Celebration for the Batestown Road Renaming & Street Sign Unveiling on Juneteenth

On Juneteenth at 11:00am, Prince William Board of County Vice Chair Andrea Bailey will be joined with community leaders and members of the Batestown community for the official renaming of Mine Road to Batestown Road, a 20 year effort. After the formal program, Vice Chair Bailey will be joined by members of the Historical Commission and the Bates family for the official unveiling at the intersection of Cameron and Mine Roads.

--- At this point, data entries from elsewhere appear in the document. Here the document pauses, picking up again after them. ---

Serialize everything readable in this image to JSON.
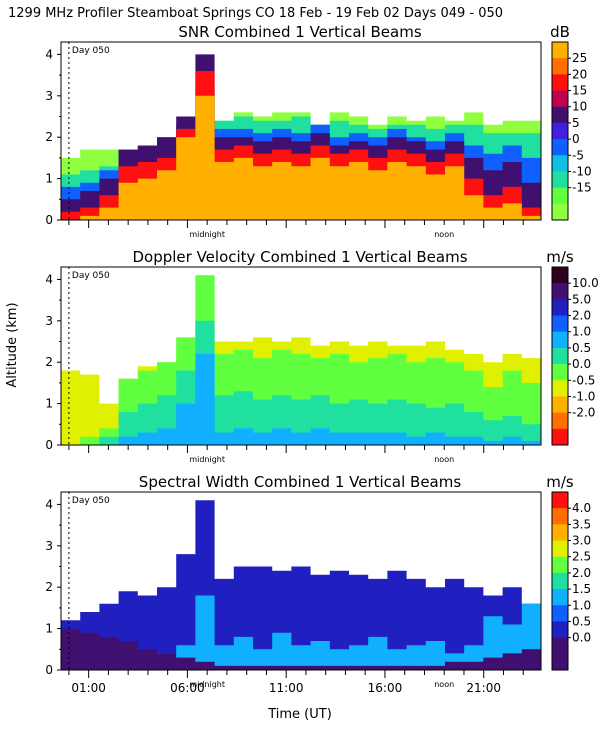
{
  "header": "1299 MHz Profiler  Steamboat Springs CO  18 Feb - 19 Feb 02 Days 049 - 050",
  "shared": {
    "ylabel": "Altitude (km)",
    "xlabel": "Time (UT)",
    "ylim": [
      0,
      4.3
    ],
    "y_ticks": [
      "0",
      "1",
      "2",
      "3",
      "4"
    ],
    "x_ticks": [
      "01:00",
      "06:00",
      "11:00",
      "16:00",
      "21:00"
    ],
    "x_tick_hours": [
      1,
      6,
      11,
      16,
      21
    ],
    "x_range_hours": [
      -0.4,
      23.9
    ],
    "day_marker_hour": 0,
    "day_label": "Day 050",
    "midnight_label": "midnight",
    "noon_label": "noon",
    "midnight_hour": 7,
    "noon_hour": 19
  },
  "chart_data": [
    {
      "type": "heatmap",
      "title": "SNR Combined 1 Vertical Beams",
      "unit": "dB",
      "legend_labels": [
        "25",
        "20",
        "15",
        "10",
        "5",
        "0",
        "-5",
        "-10",
        "-15"
      ],
      "legend_colors": [
        "#ffb000",
        "#ff7000",
        "#ff1010",
        "#c00050",
        "#401070",
        "#4020e0",
        "#1060ff",
        "#10c0e0",
        "#20e0a0",
        "#60ff40",
        "#90ff40"
      ],
      "layers": [
        {
          "color": "#90ff40",
          "tops": [
            1.5,
            1.7,
            1.7,
            1.6,
            1.6,
            1.7,
            1.8,
            2.2,
            2.4,
            2.6,
            2.5,
            2.6,
            2.6,
            2.3,
            2.6,
            2.5,
            2.3,
            2.5,
            2.4,
            2.5,
            2.4,
            2.6,
            2.3,
            2.4,
            2.4
          ]
        },
        {
          "color": "#20e0a0",
          "tops": [
            1.1,
            1.2,
            1.3,
            1.5,
            1.6,
            1.8,
            1.9,
            2.3,
            2.4,
            2.5,
            2.4,
            2.4,
            2.5,
            2.3,
            2.4,
            2.3,
            2.2,
            2.3,
            2.3,
            2.2,
            2.3,
            2.3,
            2.1,
            2.1,
            2.1
          ]
        },
        {
          "color": "#1060ff",
          "tops": [
            0.8,
            0.9,
            1.2,
            1.7,
            1.8,
            2.0,
            2.3,
            3.2,
            2.2,
            2.2,
            2.1,
            2.2,
            2.1,
            2.3,
            2.0,
            2.1,
            2.0,
            2.2,
            2.0,
            1.9,
            2.1,
            1.8,
            1.6,
            1.8,
            1.5
          ]
        },
        {
          "color": "#401070",
          "tops": [
            0.5,
            0.7,
            1.0,
            1.7,
            1.8,
            2.0,
            2.5,
            4.0,
            2.0,
            2.0,
            1.9,
            2.0,
            1.9,
            2.1,
            1.8,
            1.9,
            1.8,
            2.0,
            1.9,
            1.7,
            1.9,
            1.5,
            1.2,
            1.4,
            0.9
          ]
        },
        {
          "color": "#ff1010",
          "tops": [
            0.2,
            0.3,
            0.6,
            1.3,
            1.4,
            1.5,
            2.2,
            3.6,
            1.7,
            1.8,
            1.6,
            1.7,
            1.6,
            1.8,
            1.6,
            1.7,
            1.5,
            1.7,
            1.6,
            1.4,
            1.6,
            1.0,
            0.6,
            0.8,
            0.3
          ]
        },
        {
          "color": "#ffb000",
          "tops": [
            0.0,
            0.1,
            0.3,
            0.9,
            1.0,
            1.2,
            2.0,
            3.0,
            1.4,
            1.5,
            1.3,
            1.4,
            1.3,
            1.5,
            1.3,
            1.4,
            1.2,
            1.4,
            1.3,
            1.1,
            1.3,
            0.6,
            0.3,
            0.4,
            0.1
          ]
        }
      ]
    },
    {
      "type": "heatmap",
      "title": "Doppler Velocity Combined 1 Vertical Beams",
      "unit": "m/s",
      "legend_labels": [
        "10.0",
        "5.0",
        "2.0",
        "1.0",
        "0.5",
        "0.0",
        "-0.5",
        "-1.0",
        "-2.0"
      ],
      "legend_colors": [
        "#300020",
        "#401070",
        "#2020c0",
        "#1060ff",
        "#10b0ff",
        "#20e0a0",
        "#60ff40",
        "#e0f000",
        "#ffb000",
        "#ff7000",
        "#ff1010"
      ],
      "layers": [
        {
          "color": "#e0f000",
          "tops": [
            1.8,
            1.7,
            1.0,
            1.6,
            1.9,
            2.0,
            2.3,
            3.6,
            2.5,
            2.5,
            2.6,
            2.5,
            2.6,
            2.4,
            2.5,
            2.4,
            2.5,
            2.4,
            2.4,
            2.5,
            2.3,
            2.2,
            2.0,
            2.2,
            2.1
          ]
        },
        {
          "color": "#60ff40",
          "tops": [
            0.0,
            0.2,
            0.4,
            1.6,
            1.8,
            2.0,
            2.6,
            4.1,
            2.2,
            2.3,
            2.1,
            2.3,
            2.2,
            2.1,
            2.2,
            2.0,
            2.1,
            2.2,
            2.0,
            2.1,
            2.0,
            1.8,
            1.4,
            1.8,
            1.5
          ]
        },
        {
          "color": "#20e0a0",
          "tops": [
            0.0,
            0.0,
            0.2,
            0.8,
            1.0,
            1.2,
            1.8,
            3.0,
            1.2,
            1.3,
            1.1,
            1.2,
            1.1,
            1.2,
            1.0,
            1.1,
            1.0,
            1.1,
            1.0,
            0.9,
            1.0,
            0.8,
            0.6,
            0.7,
            0.5
          ]
        },
        {
          "color": "#10b0ff",
          "tops": [
            0.0,
            0.0,
            0.0,
            0.2,
            0.3,
            0.4,
            1.0,
            2.2,
            0.3,
            0.4,
            0.3,
            0.4,
            0.3,
            0.4,
            0.3,
            0.3,
            0.3,
            0.3,
            0.2,
            0.3,
            0.2,
            0.2,
            0.1,
            0.2,
            0.1
          ]
        }
      ]
    },
    {
      "type": "heatmap",
      "title": "Spectral Width Combined 1 Vertical Beams",
      "unit": "m/s",
      "legend_labels": [
        "4.0",
        "3.5",
        "3.0",
        "2.5",
        "2.0",
        "1.5",
        "1.0",
        "0.5",
        "0.0"
      ],
      "legend_colors": [
        "#ff1010",
        "#ff7000",
        "#ffb000",
        "#e0f000",
        "#60ff40",
        "#20e0a0",
        "#10b0ff",
        "#1060ff",
        "#2020c0",
        "#401070",
        "#401070"
      ],
      "layers": [
        {
          "color": "#2020c0",
          "tops": [
            1.2,
            1.4,
            1.6,
            1.9,
            1.8,
            2.0,
            2.8,
            4.1,
            2.2,
            2.5,
            2.5,
            2.4,
            2.5,
            2.3,
            2.4,
            2.3,
            2.2,
            2.4,
            2.2,
            2.0,
            2.2,
            2.0,
            1.8,
            2.0,
            1.6
          ]
        },
        {
          "color": "#10b0ff",
          "tops": [
            0.0,
            0.0,
            0.0,
            0.2,
            0.3,
            0.4,
            0.6,
            1.8,
            0.6,
            0.8,
            0.5,
            0.9,
            0.6,
            0.7,
            0.5,
            0.6,
            0.8,
            0.5,
            0.6,
            0.7,
            0.4,
            0.6,
            1.3,
            1.1,
            1.6
          ]
        },
        {
          "color": "#401070",
          "tops": [
            1.0,
            0.9,
            0.8,
            0.7,
            0.5,
            0.4,
            0.3,
            0.2,
            0.1,
            0.1,
            0.1,
            0.1,
            0.1,
            0.1,
            0.1,
            0.1,
            0.1,
            0.1,
            0.1,
            0.1,
            0.2,
            0.2,
            0.3,
            0.4,
            0.5
          ]
        }
      ]
    }
  ]
}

Potomac Supervisor Andrea Bailey

Batestown is a predominantly African American community and was one of only a handful of African American communities in Northern Virginia prior to the Civil War.  According to the National Park Service website, a man named Henry Cole, listed in the census as Black, owned seventy-eight acres of land in 1842. He bought another 77 in the 1850s, and more in 1872. By the start of the Civil War, he was the largest African American landholder in Prince William County. He owned three houses, a team of oxen, two milk cows, four cattle, eight pigs, and produced wheat, corn, oats, tobacco, and potatoes. In a time when most African Americans lived in bondage, Cole laid the groundwork for the small town of Batestown. By 1860, there were 550 free blacks in Prince William County, and some settled around Cole’s land.

Cole bought land once owned by Thorton Kendall, another African American, who owned the property in the 1820s. When Kendall died, he left his homestead to his wife, Sally Bates. Bates kept the name of her first husband. Batestown emerged by the middle of the nineteenth century as the property was divided among Bates’ and Cole’s descendants. After the Civil War, Batestown grew in population as formerly enslaved people moved here. Soon it became known as the African American section of Dumfries. Mainly farmers, some residents also worked at the nearby Pyrite Mine and Quantico Marine Corps Base. New work opportunities in the area drew new residents from throughout Virginia to Batestown, with some families moving as far away as Richmond to Batestown. By the turn of the twentieth century, there were 150 residents.

By the 20th century the community grew large enough to support a church and school. In the 1930s the Federal government threatened eminent domain if local landowners did not sell their land to create Prince William Forest Park. Not all sections of Batestown were incorporated into the Park, and the community still survives today. As of the early twenty-first century, seventy-five continued to claim Batestown as their home.

The event will take place at 3944 Cameron Street in Dumfries.